||| FROM B. SADIE BAILEY |||


It hurts my heart to see our Community Tree at the Village Green looking so bad. I didn’t notice how damaged it had become until several weeks ago when I was walking past it. I saw between 8 and 10 people – mostly young adults and teens with several kids in tow – all filing in and climbing up the tree; some near to the very top on the thinner branches. I stood watching the entire spectacle for about 40 minutes, witnessing the complete oblivion and disregard for our rare tree and its non-human inhabitants. I said out loud as the people kept filing in that this is our Community tree, we care about it, don’t hurt it. They ignored me.

Our Town Tree is getting worse abuse each summer. There’s a huge gap at ground level in the North side that goes up a long way, and another, bottom NNW. People can just walk in and start climbing. Many of the bottom branches are dead; snapped off and removed. The roots are getting damaged by all the feet treading on them. You can see bare branches and dying needles through the once-solid curtain of soft cascading needles. There are other gaps and holes higher up the tree where branches have been broken from people shaking them or whatever- with no foliage left to protect from the strong winds we get much of the year, or the drought summers. (See photo).

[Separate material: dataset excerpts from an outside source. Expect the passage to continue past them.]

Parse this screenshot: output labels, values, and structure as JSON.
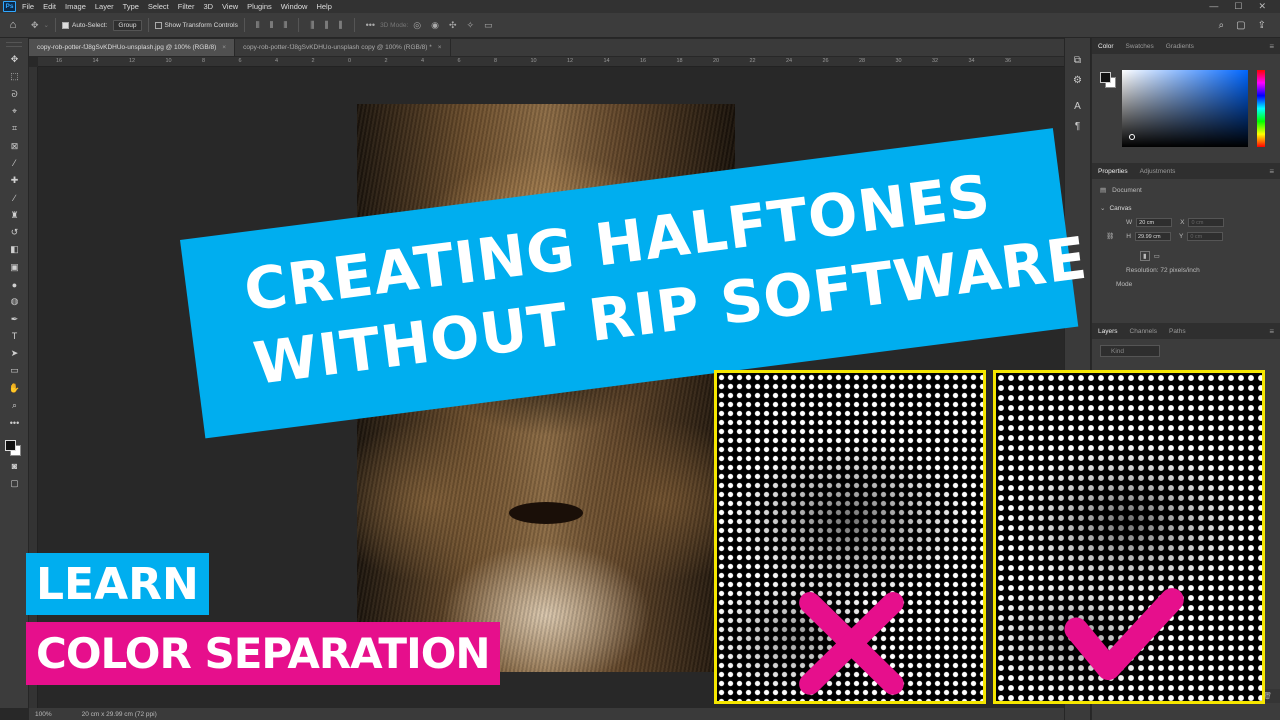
{
  "menubar": {
    "app_icon": "Ps",
    "items": [
      "File",
      "Edit",
      "Image",
      "Layer",
      "Type",
      "Select",
      "Filter",
      "3D",
      "View",
      "Plugins",
      "Window",
      "Help"
    ],
    "window_controls": [
      "—",
      "☐",
      "✕"
    ]
  },
  "options": {
    "auto_select_label": "Auto-Select:",
    "auto_select_value": "Group",
    "transform_label": "Show Transform Controls",
    "mode_3d": "3D Mode:"
  },
  "tabs": [
    {
      "label": "copy-rob-potter-fJ8gSvKDHUo-unsplash.jpg @ 100% (RGB/8)",
      "close": "×"
    },
    {
      "label": "copy-rob-potter-fJ8gSvKDHUo-unsplash copy @ 100% (RGB/8) *",
      "close": "×"
    }
  ],
  "ruler": {
    "ticks": [
      "16",
      "14",
      "12",
      "10",
      "8",
      "6",
      "4",
      "2",
      "0",
      "2",
      "4",
      "6",
      "8",
      "10",
      "12",
      "14",
      "16",
      "18",
      "20",
      "22",
      "24",
      "26",
      "28",
      "30",
      "32",
      "34",
      "36"
    ]
  },
  "status": {
    "zoom": "100%",
    "doc": "20 cm x 29.99 cm (72 ppi)"
  },
  "color_panel": {
    "tabs": [
      "Color",
      "Swatches",
      "Gradients"
    ]
  },
  "properties_panel": {
    "tabs": [
      "Properties",
      "Adjustments"
    ],
    "document_label": "Document",
    "section": "Canvas",
    "w_label": "W",
    "w_value": "20 cm",
    "h_label": "H",
    "h_value": "29.99 cm",
    "x_label": "X",
    "x_value": "0 cm",
    "y_label": "Y",
    "y_value": "0 cm",
    "resolution": "Resolution: 72 pixels/inch",
    "mode_label": "Mode"
  },
  "layers_panel": {
    "tabs": [
      "Layers",
      "Channels",
      "Paths"
    ],
    "kind_placeholder": "Kind"
  },
  "thumbnail": {
    "headline_line1": "CREATING HALFTONES",
    "headline_line2": "WITHOUT RIP SOFTWARE",
    "learn": "LEARN",
    "color_separation": "COLOR SEPARATION"
  },
  "colors": {
    "cyan": "#00AEEF",
    "magenta": "#E60F8C",
    "yellow_border": "#F5E600",
    "ps_blue": "#31A8FF"
  }
}
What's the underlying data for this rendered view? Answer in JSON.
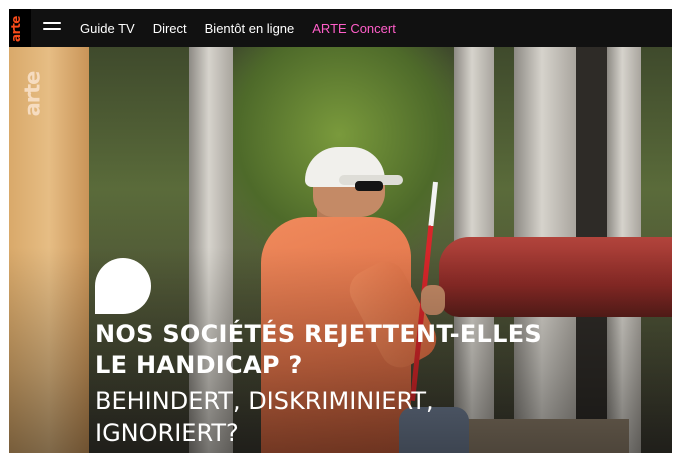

That tree should be dressed to the ground with green. As more branches die and more gaps appear, the tree will suffer and have less protection against the elements and human-caused damage. It was, and still is, beautiful – the pride of our Village Green. We light it every year for the winter holidays and gather around it for celebrations and events. Some of us remember it being planted when it was so small, years ago.

There’s no sign or plaque saying what kind of tree this is, when it was planted, how rare it is, and why protecting it is important. It’s disheartening to witness how many people blithely go along not recognizing other life forms besides human as Relatives to cherish, honor, respect, and protect.

How about we use some of those tourism tax dollars to pay for some kind of fund to protect our beautiful Town Community tree from further damage, and to pay for an educational plaque? (How’s the Tree Protection Ordinance coming along that San Juan County promised us?)

If locals and tourists have so little regard for a Living Being, maybe it’s time to cordon it off from people climbing all over it. We already have a playground on the Green for the kiddos. Our Community Tree is not a toy, a playground, or an entitlement meant for hundreds or thousands of people to climb all over each year. It was planted for many generations to love, care for, and enjoy. Let’s not ‘love’ it to death.